Por supuesto que la demanda de justicia excede a las élites. Son demandas, muchas veces, desde “abajo”, de grupos minoritarios, discriminados o subalternos. Olvidados. Para usar un concepto que preferimos aquí: demandas del público. Hay un proceso de apropiación por parte de las élites, como explica el filósofo Olúfẹ́mi O. Táíwò, que toman las demandas, y el lenguaje de esas luchas, y las traducen y muchas veces las neutralizan bajo un “wokismo corporativo” y otras veces directamente siendo instrumentalizados en defensa de grupos políticos particulares, más victimistas que protectores de las víctimas. Pero primero veamos de qué hablamos cuando hablamos de élite y de público.
Las élites y el público.
A lo largo de la historia, siempre hay élites. Y una de las claves más interesantes para tomar el pulso de la democracia en general y la contemporánea en particular, más acá o más allá de lo woke, es ingresar por el lado de la tensión entre élites y público a lo largo del tiempo. Y Walter Lippmann (1889-1974) es uno de los grandes filósofos para pensar esto. Él parte de una preocupación fundamental que pasa por el vínculo entre expertos y público, marcado por la influencia del evolucionismo y el vitalismo en su época, y por los riesgos de la democratización y la necesidad de defender el régimen en un tiempo turbulento como es la década de 1920. Lippmann partía de la base que la revolución industrial había creado una inédita desadaptación de los humanos que explicaba las patologías sociales y políticas de la época y cuya respuesta debía ser justamente, como dice la filósofa Bárbara Stiegler en Hay que adaptarse, “la acción política como una intervención artificial, continua e invasiva sobre la especie humana, con el fin de readaptarla a las exigencias de su nuevo ambiente”. Su objetivo consistía en constituir un gobierno capaz de dirigir las experiencias de largo alcance para superar ese “retraso” de la especie humana en su propia evolución.
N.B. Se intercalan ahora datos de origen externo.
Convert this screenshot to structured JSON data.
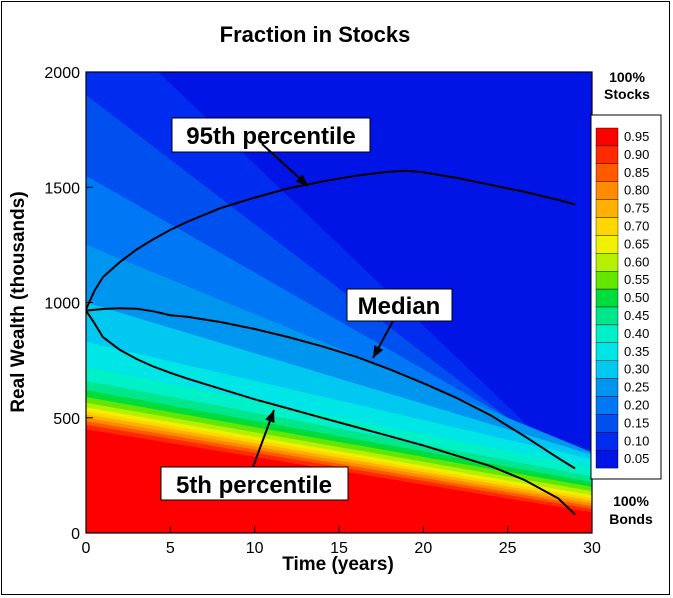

Contra Lippmann escribe un filósofo que lo había influido fuertemente: John Dewey (1859-1952). Junto a William James (1842-1910), con quien compartían amistad y pragmatismo, Dewey, mucho más comprometido que James con la política de su tiempo, era uno de los intelectuales estadounidenses más importantes de la época. Si bien Lippmann y Dewey tenían grandes diferencias, como dice una vez más Stiegler, para ambos “resulta urgente reconstruir un modelo democrático a la altura de los desafíos de la Gran Sociedad Industrial”. Pero Dewey veía en Lippmann una mirada demasiado superficial sobre el público y encontraba contradicciones en lo relativo a la organización social.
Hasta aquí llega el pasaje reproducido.